Wednesday, 4 April 2012

Real Resurrection Hope

As Easter approaches many preachers will be preparing their special sermon for Easter Sunday - a high point of the Christian year.  But though people love emphasising the wonderful and amazing idea of resurrection and all that resurrected life means they often ignore all that led up to this. Some churches do not have a service between Palm Sunday and Easter Sunday and so you move direct from the triumphal entry to the triumph on the cross with no depths to be plunged in between. It’s a bad habit that Protestants have but perhaps we also criticise Catholics for keeping Jesus pinned to the cross in their iconography.

Part of this is because we don’t like to have to deal with the darkness of Jesus crucifixion, suffering, death and burial. It is brutal, cruel and unpleasant and we struggle to find a place for it in our twenty first century Christian faith. It is the same way that death has now been banished from our lives - death now happens to people in hospital at the end of long full lives and is not something that anyone need come into contact with in their day to day existence. And it is also because we don’t really understand the resurrection and we fail in our attempt to come to terms with a simplistic literal interpretation.

I have helpfully heard resurrection described as a process, rather than as a one-time event. It can be seen to be more like Martin Luther King spoke of the trajectory of history bending towards justice. It is a long term trajectory.  God’s planned trajectory for the whole of humanity is long, messy and sometimes even violent. This is a pointer that leads in the direction towards hope. It leads in the direction of life and love. Moving in the direction of love is most important because though there is always more that can be done , love is the restoring force that brings good into bad and has the power to overcome evil. Love may only be present in a partial form but even without showing its full potential love has the power to restore all that has been damaged including especially peoples lives.
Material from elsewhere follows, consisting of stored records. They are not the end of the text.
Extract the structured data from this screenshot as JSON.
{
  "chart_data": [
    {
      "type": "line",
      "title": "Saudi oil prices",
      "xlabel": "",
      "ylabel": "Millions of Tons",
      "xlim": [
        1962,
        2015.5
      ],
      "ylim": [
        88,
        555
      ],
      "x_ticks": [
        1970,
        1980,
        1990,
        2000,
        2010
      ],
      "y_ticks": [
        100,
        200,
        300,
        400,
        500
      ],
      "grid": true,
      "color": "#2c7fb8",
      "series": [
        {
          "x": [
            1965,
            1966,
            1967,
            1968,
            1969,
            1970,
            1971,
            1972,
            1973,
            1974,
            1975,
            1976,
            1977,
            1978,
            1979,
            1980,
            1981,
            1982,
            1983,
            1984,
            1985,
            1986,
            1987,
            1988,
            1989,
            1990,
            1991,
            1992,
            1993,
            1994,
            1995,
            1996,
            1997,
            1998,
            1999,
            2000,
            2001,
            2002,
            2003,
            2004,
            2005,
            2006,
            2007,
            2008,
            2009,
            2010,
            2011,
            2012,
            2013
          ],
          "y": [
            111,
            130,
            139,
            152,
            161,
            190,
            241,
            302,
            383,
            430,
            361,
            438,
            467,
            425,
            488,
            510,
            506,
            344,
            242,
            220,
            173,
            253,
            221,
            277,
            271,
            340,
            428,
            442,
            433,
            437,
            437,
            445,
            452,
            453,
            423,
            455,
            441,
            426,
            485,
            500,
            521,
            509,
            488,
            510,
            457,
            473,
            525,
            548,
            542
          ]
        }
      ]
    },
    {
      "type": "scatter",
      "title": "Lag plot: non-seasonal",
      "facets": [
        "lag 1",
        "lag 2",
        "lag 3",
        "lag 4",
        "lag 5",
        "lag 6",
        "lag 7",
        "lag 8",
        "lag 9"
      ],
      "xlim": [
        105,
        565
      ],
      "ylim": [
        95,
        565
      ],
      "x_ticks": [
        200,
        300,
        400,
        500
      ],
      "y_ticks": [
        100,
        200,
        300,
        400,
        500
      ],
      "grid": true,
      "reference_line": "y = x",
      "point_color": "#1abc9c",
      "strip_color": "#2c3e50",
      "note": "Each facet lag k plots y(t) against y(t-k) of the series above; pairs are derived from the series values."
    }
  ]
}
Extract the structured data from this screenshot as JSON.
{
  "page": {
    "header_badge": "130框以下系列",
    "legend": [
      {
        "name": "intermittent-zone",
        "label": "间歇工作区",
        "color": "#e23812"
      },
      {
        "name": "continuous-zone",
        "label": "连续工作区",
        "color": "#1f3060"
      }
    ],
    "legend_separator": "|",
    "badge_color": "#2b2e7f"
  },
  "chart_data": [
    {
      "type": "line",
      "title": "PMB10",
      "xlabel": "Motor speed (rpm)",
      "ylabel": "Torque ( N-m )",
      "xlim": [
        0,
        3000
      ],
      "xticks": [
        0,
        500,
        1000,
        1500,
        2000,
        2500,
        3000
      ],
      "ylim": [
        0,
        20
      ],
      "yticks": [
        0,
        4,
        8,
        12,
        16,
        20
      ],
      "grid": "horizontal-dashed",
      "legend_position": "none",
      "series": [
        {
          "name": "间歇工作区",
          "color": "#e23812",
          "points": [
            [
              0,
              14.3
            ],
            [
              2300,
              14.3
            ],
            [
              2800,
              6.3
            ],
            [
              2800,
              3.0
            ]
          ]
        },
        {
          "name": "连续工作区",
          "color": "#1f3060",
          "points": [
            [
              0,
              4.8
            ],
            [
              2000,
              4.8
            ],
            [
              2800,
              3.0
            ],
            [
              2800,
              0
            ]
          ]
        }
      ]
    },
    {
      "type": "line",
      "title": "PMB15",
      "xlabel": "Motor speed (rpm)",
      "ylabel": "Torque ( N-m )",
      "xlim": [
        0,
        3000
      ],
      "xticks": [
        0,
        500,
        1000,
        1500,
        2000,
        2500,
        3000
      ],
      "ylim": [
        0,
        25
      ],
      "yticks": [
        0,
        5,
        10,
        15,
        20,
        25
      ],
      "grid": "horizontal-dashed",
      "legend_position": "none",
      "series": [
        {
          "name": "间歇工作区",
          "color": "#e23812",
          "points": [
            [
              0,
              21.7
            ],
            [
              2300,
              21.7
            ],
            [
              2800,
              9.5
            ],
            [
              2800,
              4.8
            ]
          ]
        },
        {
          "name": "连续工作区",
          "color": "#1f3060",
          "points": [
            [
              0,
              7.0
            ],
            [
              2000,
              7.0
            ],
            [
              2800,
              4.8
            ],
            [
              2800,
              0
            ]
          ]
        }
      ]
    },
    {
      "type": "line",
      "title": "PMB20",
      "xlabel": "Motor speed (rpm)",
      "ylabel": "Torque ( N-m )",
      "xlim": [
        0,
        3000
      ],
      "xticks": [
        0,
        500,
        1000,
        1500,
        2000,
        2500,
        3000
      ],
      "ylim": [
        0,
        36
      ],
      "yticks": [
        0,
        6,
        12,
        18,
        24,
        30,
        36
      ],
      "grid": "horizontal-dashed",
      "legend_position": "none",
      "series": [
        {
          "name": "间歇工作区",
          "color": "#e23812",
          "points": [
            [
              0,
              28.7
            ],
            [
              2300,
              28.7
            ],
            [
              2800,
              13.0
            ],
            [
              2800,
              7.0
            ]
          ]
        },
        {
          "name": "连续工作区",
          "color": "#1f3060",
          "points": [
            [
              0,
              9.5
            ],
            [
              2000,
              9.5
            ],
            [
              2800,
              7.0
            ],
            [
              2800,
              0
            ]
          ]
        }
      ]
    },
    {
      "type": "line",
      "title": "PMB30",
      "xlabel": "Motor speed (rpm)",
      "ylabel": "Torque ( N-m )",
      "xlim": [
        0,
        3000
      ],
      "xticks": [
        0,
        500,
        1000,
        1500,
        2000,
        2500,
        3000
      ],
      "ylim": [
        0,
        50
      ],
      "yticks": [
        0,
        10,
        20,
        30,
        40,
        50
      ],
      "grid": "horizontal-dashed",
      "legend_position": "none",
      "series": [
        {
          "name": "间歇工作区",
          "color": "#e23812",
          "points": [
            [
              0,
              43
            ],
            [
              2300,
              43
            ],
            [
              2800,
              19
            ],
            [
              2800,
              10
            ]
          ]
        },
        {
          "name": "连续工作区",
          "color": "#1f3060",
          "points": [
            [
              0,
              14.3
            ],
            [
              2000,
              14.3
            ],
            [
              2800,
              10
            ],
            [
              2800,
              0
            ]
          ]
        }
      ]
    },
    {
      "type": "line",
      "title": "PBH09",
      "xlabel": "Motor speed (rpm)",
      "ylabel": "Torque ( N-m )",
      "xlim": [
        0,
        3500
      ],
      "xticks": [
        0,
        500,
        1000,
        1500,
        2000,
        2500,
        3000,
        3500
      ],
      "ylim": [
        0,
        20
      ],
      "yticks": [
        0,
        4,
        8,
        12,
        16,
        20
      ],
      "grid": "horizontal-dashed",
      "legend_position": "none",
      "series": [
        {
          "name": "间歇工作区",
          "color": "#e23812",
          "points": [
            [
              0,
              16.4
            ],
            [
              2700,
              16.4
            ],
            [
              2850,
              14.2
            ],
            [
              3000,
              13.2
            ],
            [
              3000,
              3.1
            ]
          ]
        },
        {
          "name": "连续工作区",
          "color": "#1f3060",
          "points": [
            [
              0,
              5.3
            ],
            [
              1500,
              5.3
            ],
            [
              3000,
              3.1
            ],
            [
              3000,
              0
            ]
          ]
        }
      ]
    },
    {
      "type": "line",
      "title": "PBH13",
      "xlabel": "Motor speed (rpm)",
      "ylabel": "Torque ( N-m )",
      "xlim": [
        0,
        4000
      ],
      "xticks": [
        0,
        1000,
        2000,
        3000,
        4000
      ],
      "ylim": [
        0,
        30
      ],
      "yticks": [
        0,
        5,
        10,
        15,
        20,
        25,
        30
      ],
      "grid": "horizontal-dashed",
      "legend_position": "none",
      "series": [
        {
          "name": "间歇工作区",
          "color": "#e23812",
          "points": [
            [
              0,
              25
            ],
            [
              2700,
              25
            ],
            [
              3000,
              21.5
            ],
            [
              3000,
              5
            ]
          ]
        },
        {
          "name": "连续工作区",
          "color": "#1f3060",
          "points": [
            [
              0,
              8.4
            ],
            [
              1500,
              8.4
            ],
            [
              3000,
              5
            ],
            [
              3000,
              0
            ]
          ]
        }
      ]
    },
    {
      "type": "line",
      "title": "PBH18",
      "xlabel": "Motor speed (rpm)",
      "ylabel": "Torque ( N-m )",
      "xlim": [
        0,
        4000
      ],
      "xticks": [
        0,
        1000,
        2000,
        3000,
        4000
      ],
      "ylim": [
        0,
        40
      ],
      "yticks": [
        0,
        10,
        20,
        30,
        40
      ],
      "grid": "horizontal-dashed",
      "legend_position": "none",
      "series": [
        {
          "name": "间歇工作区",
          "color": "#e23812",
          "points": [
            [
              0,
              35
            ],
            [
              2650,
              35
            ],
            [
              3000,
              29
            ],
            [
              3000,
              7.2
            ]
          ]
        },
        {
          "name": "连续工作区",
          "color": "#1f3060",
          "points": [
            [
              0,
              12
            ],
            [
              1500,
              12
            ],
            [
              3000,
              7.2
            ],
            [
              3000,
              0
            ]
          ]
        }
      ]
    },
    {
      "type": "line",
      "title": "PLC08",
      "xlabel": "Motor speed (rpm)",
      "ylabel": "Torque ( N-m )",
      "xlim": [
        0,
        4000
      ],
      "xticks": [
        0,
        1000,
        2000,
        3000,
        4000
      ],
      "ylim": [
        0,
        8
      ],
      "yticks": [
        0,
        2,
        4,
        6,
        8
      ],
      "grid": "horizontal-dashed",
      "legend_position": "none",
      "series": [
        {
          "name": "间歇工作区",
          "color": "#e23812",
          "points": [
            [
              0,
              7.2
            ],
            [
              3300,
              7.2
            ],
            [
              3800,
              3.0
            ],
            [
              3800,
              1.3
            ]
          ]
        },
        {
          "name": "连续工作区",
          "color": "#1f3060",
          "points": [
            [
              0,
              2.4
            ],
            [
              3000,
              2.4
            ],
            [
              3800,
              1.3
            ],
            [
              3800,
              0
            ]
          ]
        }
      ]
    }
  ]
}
Christian Piatt  -  "Resurrection literally means to make something right again. Though we are bent, bruised and bloodied by life’s darkness, God’s love makes us upright once again. Maybe not today. Maybe not tomorrow. But faith in resurrection means that our entire existence bends toward God’s fullness."
Resurrection is the most creative and positive force in the universe that has the power to make things right and gives us confidence hat whatever the present state of things then they can be better. They can be much better! This is the real hope that has been formed in the dark days of the events of holy week as the depths of human inhumanity have been plunged. Hope does not just pop up out of nowhere on Easter morning!